Côté poids des balles, ça passe la plupart du temps. « On doit quand même faire attention parce que notre presse Claas Variant 480 RC serre dur. Quand le fourrage est un peu vert ou qu’il est fait de nuit, que la balle est plus lourde, l’enrubanneuse peut se mettre en sécurité » dit un adhérent.

Plusieurs remontent qu’il n’est pas raisonnable de s’attaquer avec cette machine à une botte de plus d’une tonne. « Une balle pas très bien formée, ovale, peut empêcher le bon fonctionnement de l’enrubanneuse » dit un autre.

Jusqu’à 7 supports permettent de placer le stock de bobines pour les chantiers d’enrubannage. (©Entraid)

Même manuel, le temps de cycle est rapide, selon les avis. Et « il y a peu de réglages ». Seule proposition d’amélioration, « la possibilité d’une petite marche arrière, dit un cumiste. Car on tourne parfois trop la botte. Il faut alors faire un tour de plus pour remettre le film face au couteau ».

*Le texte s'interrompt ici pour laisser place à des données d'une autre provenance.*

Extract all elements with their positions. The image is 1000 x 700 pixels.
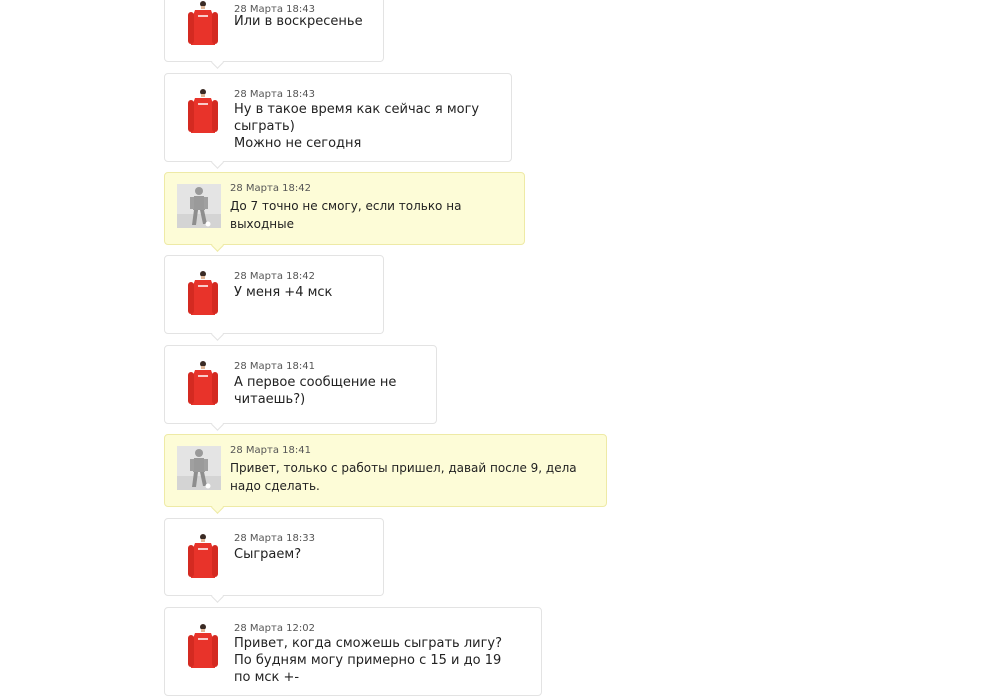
message-text: Привет, только с работы пришел, давай по… <box>230 461 577 493</box>
opponent-avatar-icon[interactable] <box>177 446 221 490</box>
bubble-tail <box>211 418 224 431</box>
bubble-tail <box>211 590 224 603</box>
message-timestamp: 28 Марта 18:33 <box>234 533 315 544</box>
bubble-tail <box>211 56 224 69</box>
message-bubble: 28 Марта 18:41 А первое сообщение не чит… <box>164 345 437 431</box>
message-bubble: 28 Марта 18:41 Привет, только с работы п… <box>164 434 607 514</box>
message-bubble: 28 Марта 12:02 Привет, когда сможешь сыг… <box>164 607 542 696</box>
message-thread: 28 Марта 18:43 Или в воскресенье 28 Март… <box>0 0 1000 700</box>
message-timestamp: 28 Марта 18:41 <box>230 445 311 456</box>
user-avatar-icon[interactable] <box>185 87 221 135</box>
message-timestamp: 28 Марта 18:43 <box>234 89 315 100</box>
user-avatar-icon[interactable] <box>185 359 221 407</box>
bubble-tail <box>211 239 224 252</box>
message-timestamp: 28 Марта 18:41 <box>234 361 315 372</box>
opponent-avatar-icon[interactable] <box>177 184 221 228</box>
message-timestamp: 28 Марта 18:42 <box>234 271 315 282</box>
message-bubble: 28 Марта 18:33 Сыграем? <box>164 518 384 603</box>
message-text: До 7 точно не смогу, если только на выхо… <box>230 199 462 231</box>
message-text: Привет, когда сможешь сыграть лигу? По б… <box>234 636 503 685</box>
message-text: Ну в такое время как сейчас я могу сыгра… <box>234 102 480 151</box>
message-text: Или в воскресенье <box>234 14 363 29</box>
user-avatar-icon[interactable] <box>185 269 221 317</box>
message-bubble: 28 Марта 18:42 До 7 точно не смогу, если… <box>164 172 525 252</box>
message-bubble: 28 Марта 18:42 У меня +4 мск <box>164 255 384 341</box>
message-text: А первое сообщение не читаешь?) <box>234 375 397 407</box>
message-bubble: 28 Марта 18:43 Ну в такое время как сейч… <box>164 73 512 169</box>
bubble-tail <box>211 156 224 169</box>
bubble-tail <box>211 501 224 514</box>
message-text: Сыграем? <box>234 547 302 562</box>
message-timestamp: 28 Марта 18:42 <box>230 183 311 194</box>
message-text: У меня +4 мск <box>234 285 333 300</box>
user-avatar-icon[interactable] <box>185 622 221 670</box>
user-avatar-icon[interactable] <box>185 532 221 580</box>
user-avatar-icon[interactable] <box>185 0 221 47</box>
message-bubble: 28 Марта 18:43 Или в воскресенье <box>164 0 384 69</box>
bubble-tail <box>211 328 224 341</box>
message-timestamp: 28 Марта 12:02 <box>234 623 315 634</box>
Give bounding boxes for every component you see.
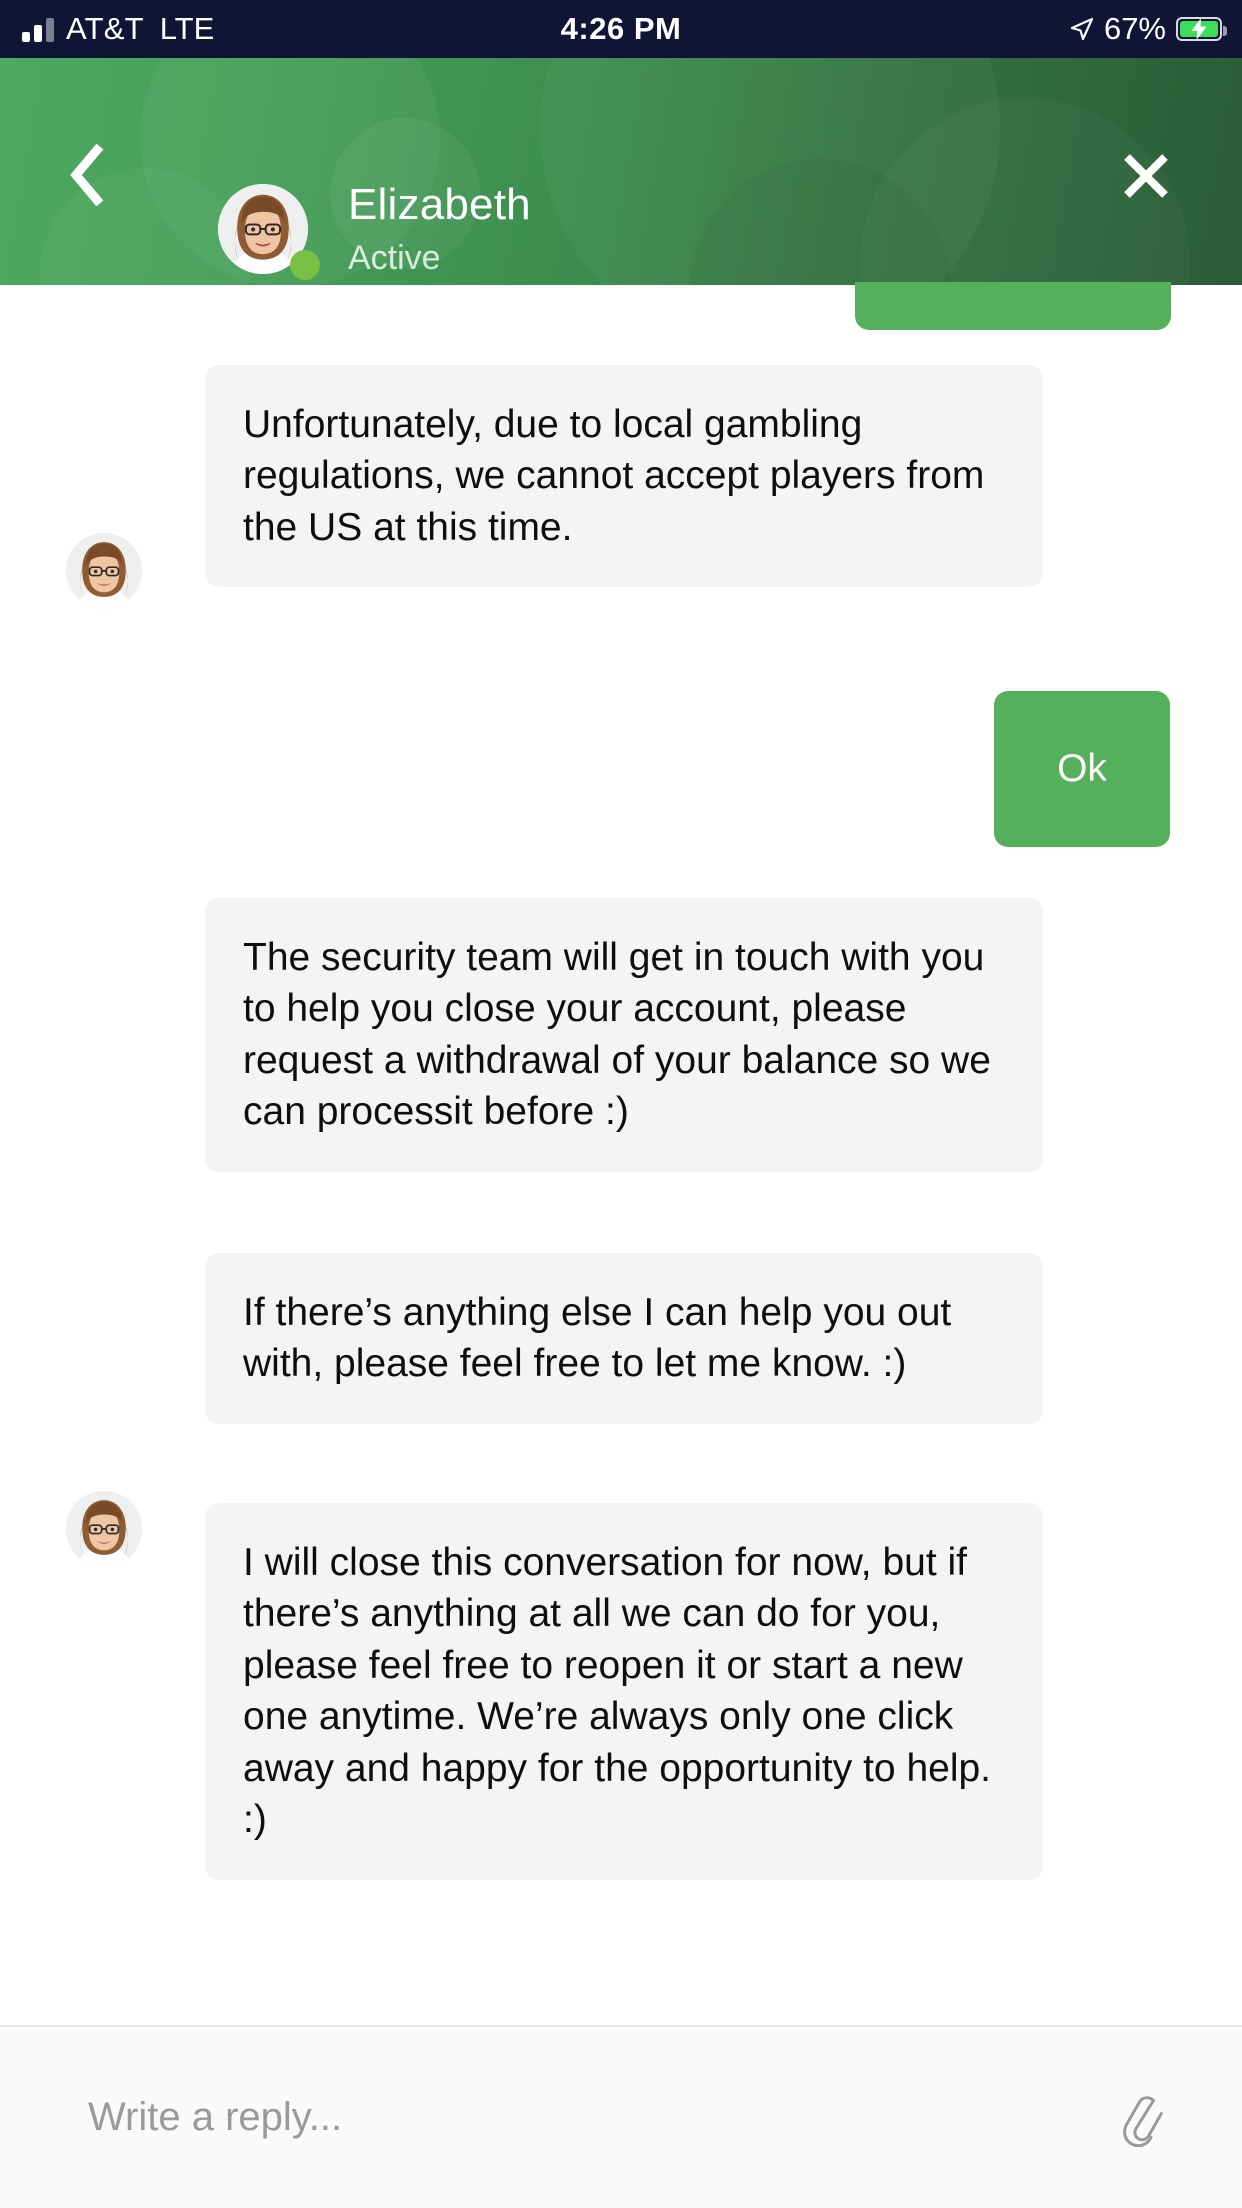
chevron-left-icon bbox=[70, 144, 104, 206]
paperclip-icon bbox=[1123, 2096, 1163, 2147]
battery-percent-label: 67% bbox=[1103, 11, 1166, 46]
back-button[interactable] bbox=[52, 136, 120, 214]
avatar-photo bbox=[66, 1491, 142, 1567]
battery-charging-icon bbox=[1176, 17, 1227, 41]
message-row: Ok bbox=[994, 691, 1170, 847]
message-avatar[interactable] bbox=[66, 533, 142, 609]
reply-composer bbox=[0, 2025, 1242, 2208]
chat-screen: AT&T LTE 4:26 PM 67% Elizabeth Active Un… bbox=[0, 0, 1242, 2208]
message-avatar[interactable] bbox=[66, 1491, 142, 1567]
contact-name: Elizabeth bbox=[348, 180, 531, 229]
message-row: If there’s anything else I can help you … bbox=[205, 1253, 1043, 1424]
message-row: I will close this conversation for now, … bbox=[205, 1503, 1043, 1880]
reply-input[interactable] bbox=[88, 2077, 988, 2157]
message-bubble-incoming[interactable]: Unfortunately, due to local gambling reg… bbox=[205, 365, 1043, 588]
presence-dot bbox=[290, 250, 320, 280]
status-bar: AT&T LTE 4:26 PM 67% bbox=[0, 0, 1242, 58]
attach-button[interactable] bbox=[1104, 2079, 1180, 2155]
message-bubble-partial[interactable] bbox=[855, 282, 1171, 330]
close-x-icon bbox=[1124, 154, 1168, 198]
status-bar-clock: 4:26 PM bbox=[560, 11, 682, 46]
message-bubble-incoming[interactable]: The security team will get in touch with… bbox=[205, 898, 1043, 1172]
close-button[interactable] bbox=[1110, 140, 1182, 212]
location-arrow-icon bbox=[1070, 17, 1094, 41]
message-bubble-incoming[interactable]: If there’s anything else I can help you … bbox=[205, 1253, 1043, 1424]
message-bubble-outgoing[interactable]: Ok bbox=[994, 691, 1170, 847]
contact-status: Active bbox=[348, 239, 441, 277]
status-bar-right: 67% bbox=[1070, 0, 1227, 58]
message-list[interactable]: Unfortunately, due to local gambling reg… bbox=[0, 282, 1242, 2025]
message-row: The security team will get in touch with… bbox=[205, 898, 1043, 1172]
message-row: Unfortunately, due to local gambling reg… bbox=[205, 365, 1043, 588]
chat-header: Elizabeth Active bbox=[0, 58, 1242, 285]
message-bubble-incoming[interactable]: I will close this conversation for now, … bbox=[205, 1503, 1043, 1880]
avatar-photo bbox=[66, 533, 142, 609]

De base, les commandes sont assurées en cabine par l’activation de téleflexibles au levier. Mais l’automatisation des commandes est possible. (©Entraid)

Du côté de l’entretien, rien à signaler ou presque. Ce qui accentue la perception de simplicité et de facilité de la machine. « Il n’y a pas de boîtier. Et il n’y a que quelques graissages à faire 3 ou 4 fois dans la saison sur les articulations ».